Oil price forecast: Brent crude above $95
Oil price forecasts amid geopolitical tensions
Oil price forecasts are among the most important indicators monitored by investors and policymakers worldwide, especially given ongoing geopolitical tensions. In this context, the U.S. Energy Information Administration (EIA) has predicted that Brent crude prices will remain high, staying above $95 per barrel for the next two months. This forecast is primarily driven by the continued conflicts and tensions in the Middle East, a key artery of global energy supplies.
The geopolitical context and the importance of the Strait of Hormuz
Historically, global oil prices have been closely linked to security stability in the Middle East. According to reports from the U.S. Energy Information Administration, any actual closure or threat to navigation in the Strait of Hormuz will inevitably lead to a further decline in oil production and exports from the region in the coming weeks. It is well-established, both economically and geographically, that approximately one-fifth of the world's daily oil consumption passes through the Strait of Hormuz, making it a strategically vital chokepoint. However, forecasts indicate that any disruptions to production or exports will gradually subside as transit resumes and international forces intervene to secure shipping lanes.
Price trajectory: From record highs to gradual decline
Despite expectations of higher prices in the short term, the Energy Information Administration (EIA) stated in its monthly Short-Term Energy Outlook that Brent crude futures, the global benchmark, are expected to fall below $80 per barrel in the third quarter of this year. The positive outlook for consumers persists, with prices projected to decline to around $70 by year-end, assuming geopolitical tensions subside and supply chains remain stable.
Market volatility and intervention by major economies
Markets have recently experienced sharp fluctuations, with Brent crude futures for May delivery falling 10.35% (equivalent to $10.26) to settle at $88.42 per barrel. Similarly, West Texas Intermediate (WTI) crude futures for April delivery dropped 11% to $84.15 per barrel. These declines followed Brent crude reaching levels close to $120 per barrel in previous trading sessions, amid heightened concerns about the impact of the conflict on supply.

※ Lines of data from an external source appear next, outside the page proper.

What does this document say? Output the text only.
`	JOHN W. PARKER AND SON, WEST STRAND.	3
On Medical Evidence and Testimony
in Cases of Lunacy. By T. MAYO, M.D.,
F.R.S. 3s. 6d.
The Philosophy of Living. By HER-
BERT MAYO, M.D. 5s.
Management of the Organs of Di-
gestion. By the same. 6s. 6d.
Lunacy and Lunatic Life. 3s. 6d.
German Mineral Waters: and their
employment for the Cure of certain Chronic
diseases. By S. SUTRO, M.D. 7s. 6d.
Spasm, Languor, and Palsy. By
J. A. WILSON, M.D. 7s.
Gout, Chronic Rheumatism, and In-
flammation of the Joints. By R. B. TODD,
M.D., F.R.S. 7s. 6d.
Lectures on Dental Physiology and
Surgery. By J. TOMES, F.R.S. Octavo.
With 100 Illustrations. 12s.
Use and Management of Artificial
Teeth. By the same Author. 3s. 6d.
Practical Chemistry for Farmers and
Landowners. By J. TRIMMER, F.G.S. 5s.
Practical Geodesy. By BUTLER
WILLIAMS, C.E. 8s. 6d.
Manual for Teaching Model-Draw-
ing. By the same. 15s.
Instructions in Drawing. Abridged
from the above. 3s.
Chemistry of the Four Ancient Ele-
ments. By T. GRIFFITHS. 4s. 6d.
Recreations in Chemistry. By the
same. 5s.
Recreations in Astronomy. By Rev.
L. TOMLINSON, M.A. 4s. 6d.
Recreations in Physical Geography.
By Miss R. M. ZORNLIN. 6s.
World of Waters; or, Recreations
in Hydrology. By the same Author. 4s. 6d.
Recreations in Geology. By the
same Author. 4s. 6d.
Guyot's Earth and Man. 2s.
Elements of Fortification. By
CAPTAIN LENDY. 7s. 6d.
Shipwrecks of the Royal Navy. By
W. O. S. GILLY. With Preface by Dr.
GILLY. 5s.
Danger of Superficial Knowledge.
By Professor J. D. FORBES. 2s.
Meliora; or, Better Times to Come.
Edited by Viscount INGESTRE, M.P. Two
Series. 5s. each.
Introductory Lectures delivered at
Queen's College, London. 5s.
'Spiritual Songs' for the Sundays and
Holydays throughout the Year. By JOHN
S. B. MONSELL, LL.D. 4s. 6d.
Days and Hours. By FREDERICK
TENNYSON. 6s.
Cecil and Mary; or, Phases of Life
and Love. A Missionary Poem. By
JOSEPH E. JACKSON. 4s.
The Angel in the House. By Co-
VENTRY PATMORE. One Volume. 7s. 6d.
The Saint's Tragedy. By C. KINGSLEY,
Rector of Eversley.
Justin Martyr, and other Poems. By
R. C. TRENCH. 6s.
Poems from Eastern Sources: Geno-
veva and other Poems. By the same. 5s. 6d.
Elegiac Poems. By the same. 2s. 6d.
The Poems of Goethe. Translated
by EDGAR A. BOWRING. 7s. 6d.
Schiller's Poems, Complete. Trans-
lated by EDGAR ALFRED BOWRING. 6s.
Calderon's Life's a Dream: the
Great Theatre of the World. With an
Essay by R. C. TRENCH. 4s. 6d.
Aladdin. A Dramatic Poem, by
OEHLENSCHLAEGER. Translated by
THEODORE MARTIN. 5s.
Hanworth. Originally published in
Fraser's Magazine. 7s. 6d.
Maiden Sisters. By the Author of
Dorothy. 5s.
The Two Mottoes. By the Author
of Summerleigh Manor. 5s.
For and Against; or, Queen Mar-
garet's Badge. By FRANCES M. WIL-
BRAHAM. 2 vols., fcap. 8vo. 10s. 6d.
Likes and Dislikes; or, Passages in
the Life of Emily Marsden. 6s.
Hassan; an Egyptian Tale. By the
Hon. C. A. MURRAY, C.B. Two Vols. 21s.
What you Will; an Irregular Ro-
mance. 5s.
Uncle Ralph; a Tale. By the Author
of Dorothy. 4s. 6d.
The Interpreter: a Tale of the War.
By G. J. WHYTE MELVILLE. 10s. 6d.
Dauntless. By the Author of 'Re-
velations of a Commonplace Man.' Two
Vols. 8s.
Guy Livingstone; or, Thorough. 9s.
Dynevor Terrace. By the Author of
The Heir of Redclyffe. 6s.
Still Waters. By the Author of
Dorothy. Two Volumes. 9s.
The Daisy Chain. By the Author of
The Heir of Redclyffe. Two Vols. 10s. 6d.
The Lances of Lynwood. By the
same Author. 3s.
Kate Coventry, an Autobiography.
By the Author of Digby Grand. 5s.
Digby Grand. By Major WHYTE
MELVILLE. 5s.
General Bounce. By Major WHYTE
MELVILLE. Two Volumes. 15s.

But what caused prices to fall after this record high? The main reason was the world's largest economies considering direct market intervention by drawing on their strategic emergency reserves. This move was reinforced by statements from the US leadership hinting at the imminent end of some of the conflicts that had triggered the crisis, which somewhat reassured the markets.

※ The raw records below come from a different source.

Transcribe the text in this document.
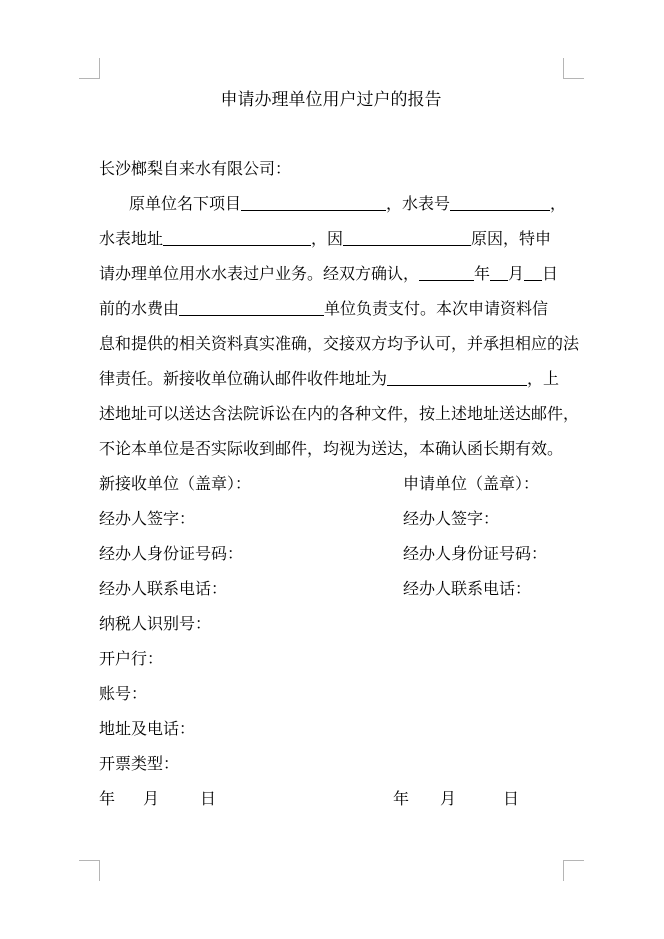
申请办理单位用户过户的报告
长沙榔梨自来水有限公司：
原单位名下项目	，水表号	，
水表地址	，因	原因，特申
请办理单位用水水表过户业务。经双方确认，	年 月 日
前的水费由	单位负责支付。本次申请资料信
息和提供的相关资料真实准确，交接双方均予认可，并承担相应的法
律责任。新接收单位确认邮件收件地址为	，上
述地址可以送达含法院诉讼在内的各种文件，按上述地址送达邮件，
不论本单位是否实际收到邮件，均视为送达，本确认函长期有效。
新接收单位（盖章）：	申请单位（盖章）：
经办人签字：	经办人签字：
经办人身份证号码：	经办人身份证号码：
经办人联系电话：	经办人联系电话：
纳税人识别号：
开户行：
账号：
地址及电话：
开票类型：
年 月	日	年 月	日
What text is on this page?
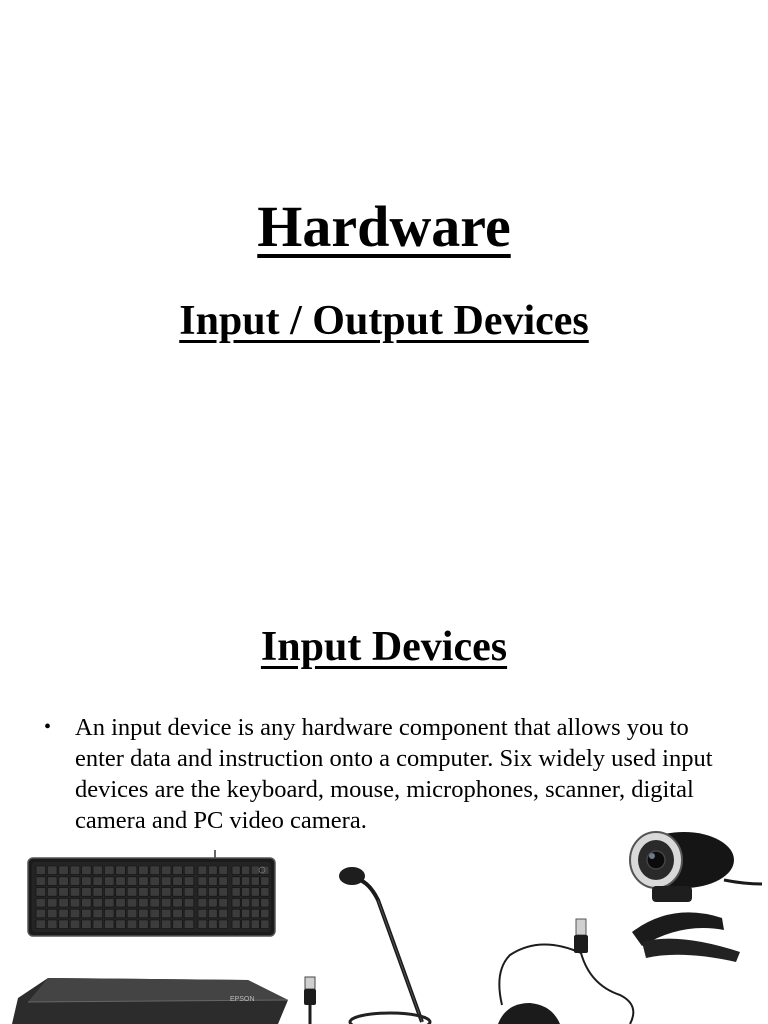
Hardware
Input / Output Devices
Input Devices
• An input device is any hardware component that allows you to enter data and instruction onto a computer. Six widely used input devices are the keyboard, mouse, microphones, scanner, digital camera and PC video camera.
EPSON
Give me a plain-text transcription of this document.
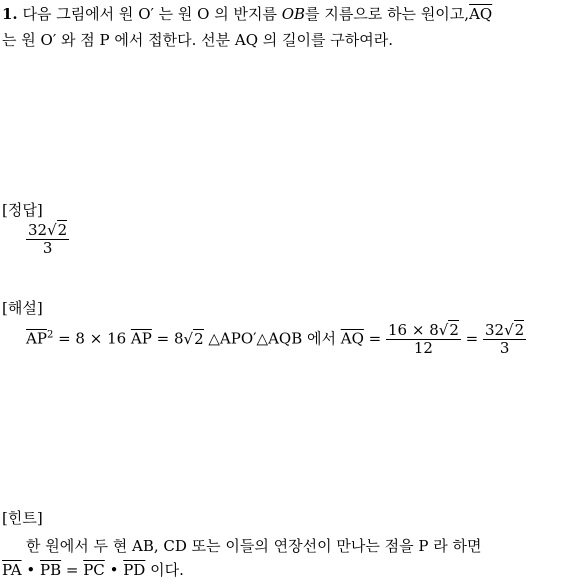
1. 다음 그림에서 원 O′ 는 원 O 의 반지름 OB를 지름으로 하는 원이고$,\overline{AQ}$
는 원 O′ 와 점 P 에서 접한다. 선분 AQ 의 길이를 구하여라.
[정답]
$\frac{32√2}{3}$
[해설]
$\overline{AP}^2 = 8 \times 16$ $\overline{AP} = 8√2$ △APO′△AQB 에서 $\overline{AQ} = \frac{16 \times 8√2}{12} = \frac{32√2}{3}$
[힌트]
한 원에서 두 현 AB, CD 또는 이들의 연장선이 만나는 점을 P 라 하면
$\overline{PA}$ • $\overline{PB} = \overline{PC}$ • $\overline{PD}$ 이다.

The position of the G7 and international cooperation
In the context of international efforts to achieve economic stability, Japanese Industry Minister Ryusei Akazawa stated in a press conference that the energy ministers of the G7 group of industrialized nations are prepared to take all necessary steps to support global energy supplies. He explained that these steps include the possibility of a joint and coordinated release of strategic petroleum reserves, an effective tool historically used by major economies to curb prices and mitigate global inflation, which is directly affected by energy costs.